Keputusan ini pun mendapat sambutan positif dari Majelis Ulama Indonesia (MUI) Jawa Timur. Ketua Komisi Fatwa MUI Jatim, KH Ma’ruf Khozin, menyatakan dukungan terhadap fatwa haram tersebut. Ia menyebut bahwa KH Muhibbul Aman Aly merupakan ulama yang memiliki kapasitas keilmuan tinggi dan termasuk jajaran Syuriah PBNU.

“Kiai Muhib adalah mushahih (penentu sahnya keputusan fikih) dalam forum tersebut. Secara keilmuan beliau sudah diakui luas. Maka metode dan hasil bahtsul masail yang memutuskan haramnya sound horeg bisa kami pahami dan dukung,” jelas Ma’ruf, Rabu (2/7/2025).
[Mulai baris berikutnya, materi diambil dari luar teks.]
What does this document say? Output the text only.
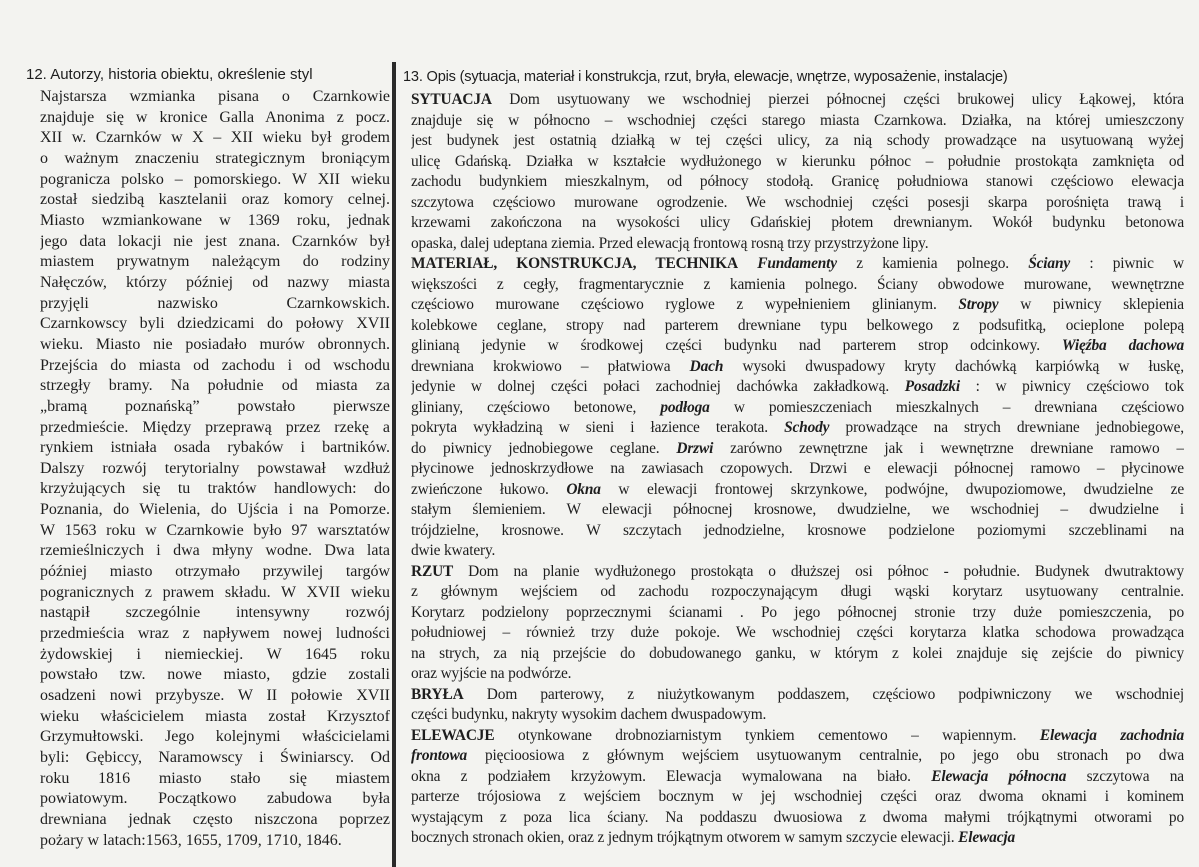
12. Autorzy, historia obiektu, określenie styl	13. Opis (sytuacja, materiał i konstrukcja, rzut, bryła, elewacje, wnętrze, wyposażenie, instalacje)
Najstarsza wzmianka pisana o Czarnkowie
znajduje się w kronice Galla Anonima z pocz.
XII w. Czarnków w X – XII wieku był grodem
o ważnym znaczeniu strategicznym broniącym
pogranicza polsko – pomorskiego. W XII wieku
został siedzibą kasztelanii oraz komory celnej.
Miasto wzmiankowane w 1369 roku, jednak
jego data lokacji nie jest znana. Czarnków był
miastem prywatnym należącym do rodziny
Nałęczów, którzy później od nazwy miasta
przyjęli nazwisko Czarnkowskich.
Czarnkowscy byli dziedzicami do połowy XVII
wieku. Miasto nie posiadało murów obronnych.
Przejścia do miasta od zachodu i od wschodu
strzegły bramy. Na południe od miasta za
„bramą poznańską” powstało pierwsze
przedmieście. Między przeprawą przez rzekę a
rynkiem istniała osada rybaków i bartników.
Dalszy rozwój terytorialny powstawał wzdłuż
krzyżujących się tu traktów handlowych: do
Poznania, do Wielenia, do Ujścia i na Pomorze.
W 1563 roku w Czarnkowie było 97 warsztatów
rzemieślniczych i dwa młyny wodne. Dwa lata
później miasto otrzymało przywilej targów
pogranicznych z prawem składu. W XVII wieku
nastąpił szczególnie intensywny rozwój
przedmieścia wraz z napływem nowej ludności
żydowskiej i niemieckiej. W 1645 roku
powstało tzw. nowe miasto, gdzie zostali
osadzeni nowi przybysze. W II połowie XVII
wieku właścicielem miasta został Krzysztof
Grzymułtowski. Jego kolejnymi właścicielami
byli: Gębiccy, Naramowscy i Świniarscy. Od
roku 1816 miasto stało się miastem
powiatowym. Początkowo zabudowa była
drewniana jednak często niszczona poprzez
pożary w latach:1563, 1655, 1709, 1710, 1846.
SYTUACJA Dom usytuowany we wschodniej pierzei północnej części brukowej ulicy Łąkowej, która
znajduje się w północno – wschodniej części starego miasta Czarnkowa. Działka, na której umieszczony
jest budynek jest ostatnią działką w tej części ulicy, za nią schody prowadzące na usytuowaną wyżej
ulicę Gdańską. Działka w kształcie wydłużonego w kierunku północ – południe prostokąta zamknięta od
zachodu budynkiem mieszkalnym, od północy stodołą. Granicę południowa stanowi częściowo elewacja
szczytowa częściowo murowane ogrodzenie. We wschodniej części posesji skarpa porośnięta trawą i
krzewami zakończona na wysokości ulicy Gdańskiej płotem drewnianym. Wokół budynku betonowa
opaska, dalej udeptana ziemia. Przed elewacją frontową rosną trzy przystrzyżone lipy.
MATERIAŁ, KONSTRUKCJA, TECHNIKA Fundamenty z kamienia polnego. Ściany : piwnic w
większości z cegły, fragmentarycznie z kamienia polnego. Ściany obwodowe murowane, wewnętrzne
częściowo murowane częściowo ryglowe z wypełnieniem glinianym. Stropy w piwnicy sklepienia
kolebkowe ceglane, stropy nad parterem drewniane typu belkowego z podsufitką, ocieplone polepą
glinianą jedynie w środkowej części budynku nad parterem strop odcinkowy. Więźba dachowa
drewniana krokwiowo – płatwiowa Dach wysoki dwuspadowy kryty dachówką karpiówką w łuskę,
jedynie w dolnej części połaci zachodniej dachówka zakładkową. Posadzki : w piwnicy częściowo tok
gliniany, częściowo betonowe, podłoga w pomieszczeniach mieszkalnych – drewniana częściowo
pokryta wykładziną w sieni i łazience terakota. Schody prowadzące na strych drewniane jednobiegowe,
do piwnicy jednobiegowe ceglane. Drzwi zarówno zewnętrzne jak i wewnętrzne drewniane ramowo –
płycinowe jednoskrzydłowe na zawiasach czopowych. Drzwi e elewacji północnej ramowo – płycinowe
zwieńczone łukowo. Okna w elewacji frontowej skrzynkowe, podwójne, dwupoziomowe, dwudzielne ze
stałym ślemieniem. W elewacji północnej krosnowe, dwudzielne, we wschodniej – dwudzielne i
trójdzielne, krosnowe. W szczytach jednodzielne, krosnowe podzielone poziomymi szczeblinami na
dwie kwatery.
RZUT Dom na planie wydłużonego prostokąta o dłuższej osi północ - południe. Budynek dwutraktowy
z głównym wejściem od zachodu rozpoczynającym długi wąski korytarz usytuowany centralnie.
Korytarz podzielony poprzecznymi ścianami . Po jego północnej stronie trzy duże pomieszczenia, po
południowej – również trzy duże pokoje. We wschodniej części korytarza klatka schodowa prowadząca
na strych, za nią przejście do dobudowanego ganku, w którym z kolei znajduje się zejście do piwnicy
oraz wyjście na podwórze.
BRYŁA Dom parterowy, z niużytkowanym poddaszem, częściowo podpiwniczony we wschodniej
części budynku, nakryty wysokim dachem dwuspadowym.
ELEWACJE otynkowane drobnoziarnistym tynkiem cementowo – wapiennym. Elewacja zachodnia
frontowa pięcioosiowa z głównym wejściem usytuowanym centralnie, po jego obu stronach po dwa
okna z podziałem krzyżowym. Elewacja wymalowana na biało. Elewacja północna szczytowa na
parterze trójosiowa z wejściem bocznym w jej wschodniej części oraz dwoma oknami i kominem
wystającym z poza lica ściany. Na poddaszu dwuosiowa z dwoma małymi trójkątnymi otworami po
bocznych stronach okien, oraz z jednym trójkątnym otworem w samym szczycie elewacji. Elewacja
Baca Juga: Kerja Sama Pendidikan: Tidore dan ITSK Malang Sepakat Kembangkan SDM Kesehatan

MUI Jatim sendiri sebelumnya sudah memiliki keputusan serupa terkait larangan penggunaan sound horeg dalam kegiatan takbiran keliling. Dalam pandangan MUI, penggunaan sound system berlebihan yang justru menimbulkan kegaduhan, apalagi memutar musik elektronik bukan takbir, sangat tidak dibenarkan secara syariat.

“Kalau takbiran dengan sound horeg saja sudah kami larang, apalagi ini yang tidak ada unsur ibadahnya, hanya musik keras-keras, dentuman, lewat depan rumah orang sakit atau pesantren. Itu sangat mengganggu,” imbuh Ma’ruf.
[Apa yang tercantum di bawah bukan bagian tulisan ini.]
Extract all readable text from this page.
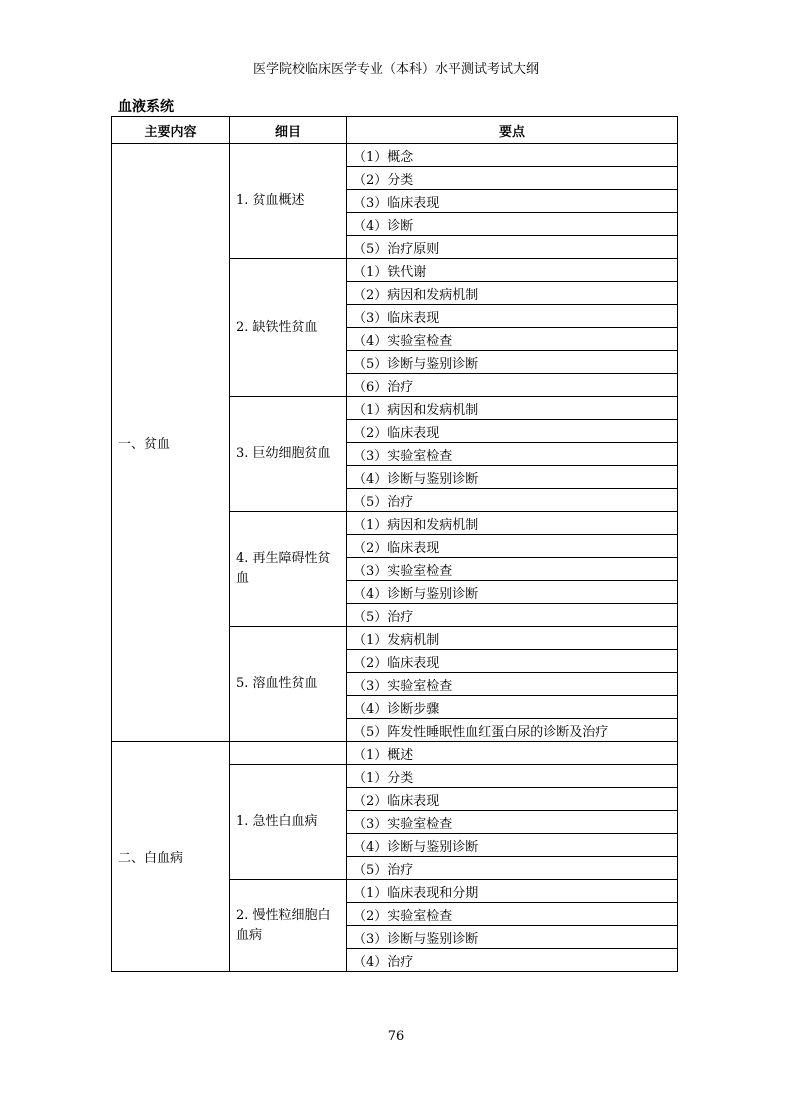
医学院校临床医学专业（本科）水平测试考试大纲
血液系统
主要内容	细目	要点
一、贫血	1. 贫血概述	（1）概念
		（2）分类
		（3）临床表现
		（4）诊断
		（5）治疗原则
	2. 缺铁性贫血	（1）铁代谢
		（2）病因和发病机制
		（3）临床表现
		（4）实验室检查
		（5）诊断与鉴别诊断
		（6）治疗
	3. 巨幼细胞贫血	（1）病因和发病机制
		（2）临床表现
		（3）实验室检查
		（4）诊断与鉴别诊断
		（5）治疗
	4. 再生障碍性贫血	（1）病因和发病机制
		（2）临床表现
		（3）实验室检查
		（4）诊断与鉴别诊断
		（5）治疗
	5. 溶血性贫血	（1）发病机制
		（2）临床表现
		（3）实验室检查
		（4）诊断步骤
		（5）阵发性睡眠性血红蛋白尿的诊断及治疗
二、白血病		（1）概述
	1. 急性白血病	（1）分类
		（2）临床表现
		（3）实验室检查
		（4）诊断与鉴别诊断
		（5）治疗
	2. 慢性粒细胞白血病	（1）临床表现和分期
		（2）实验室检查
		（3）诊断与鉴别诊断
		（4）治疗
76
Sound horeg biasanya digunakan dalam pawai, pesta rakyat, atau acara komunitas dengan volume sangat tinggi, yang kerap memicu getaran hingga kaca rumah bergetar. Selain gangguan fisik, penggunaan sound horeg juga dinilai membuka ruang bagi praktik-praktik yang tidak sesuai nilai-nilai keislaman, seperti campur baur laki-laki dan perempuan, joget massal, hingga minuman keras.
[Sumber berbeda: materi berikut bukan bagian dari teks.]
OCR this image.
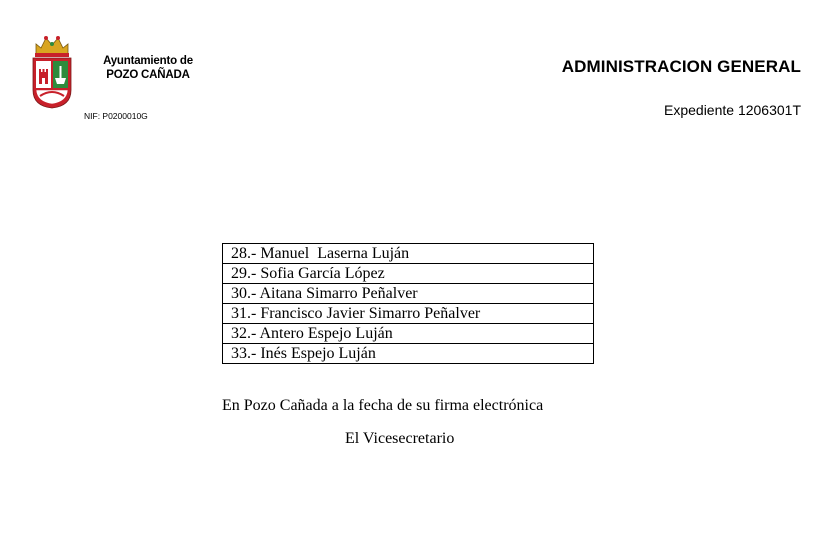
Ayuntamiento de
POZO CAÑADA
NIF: P0200010G
ADMINISTRACION GENERAL
Expediente 1206301T
28.- Manuel  Laserna Luján
29.- Sofia García López
30.- Aitana Simarro Peñalver
31.- Francisco Javier Simarro Peñalver
32.- Antero Espejo Luján
33.- Inés Espejo Luján
En Pozo Cañada a la fecha de su firma electrónica
El Vicesecretario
Menurut KH Muhibbul Aman, sound horeg telah menjadi simbol syiar orang-orang fasiq (fussaq), yakni mereka yang cenderung melanggar norma agama. Maka, walaupun tidak sedang menimbulkan gangguan secara langsung, penggunaan sound horeg tetap dilarang karena membawa implikasi maksiat.

“Dimanapun tempatnya digunakan, mengganggu atau tidak, kalau itu disebut sound horeg, maka hukumnya haram,” tandas KH Muhib.

MUI Jatim tidak menutup kemungkinan untuk mengeluarkan fatwa resmi terkait sound horeg jika fenomena ini semakin meresahkan masyarakat. KH Ma’ruf Khozin menyatakan bahwa selama ini pihaknya menerima banyak keluhan dari warga yang merasa terganggu, baik secara fisik maupun psikis, oleh aktivitas sound horeg.

“Kalau memang nanti banyak yang meminta dan dampaknya makin nyata, MUI Jatim bisa memperkuat dengan fatwa resmi. Tapi untuk sekarang, kami sudah dukung fatwa dari Ponpes Besuk,” ujar Ma’ruf.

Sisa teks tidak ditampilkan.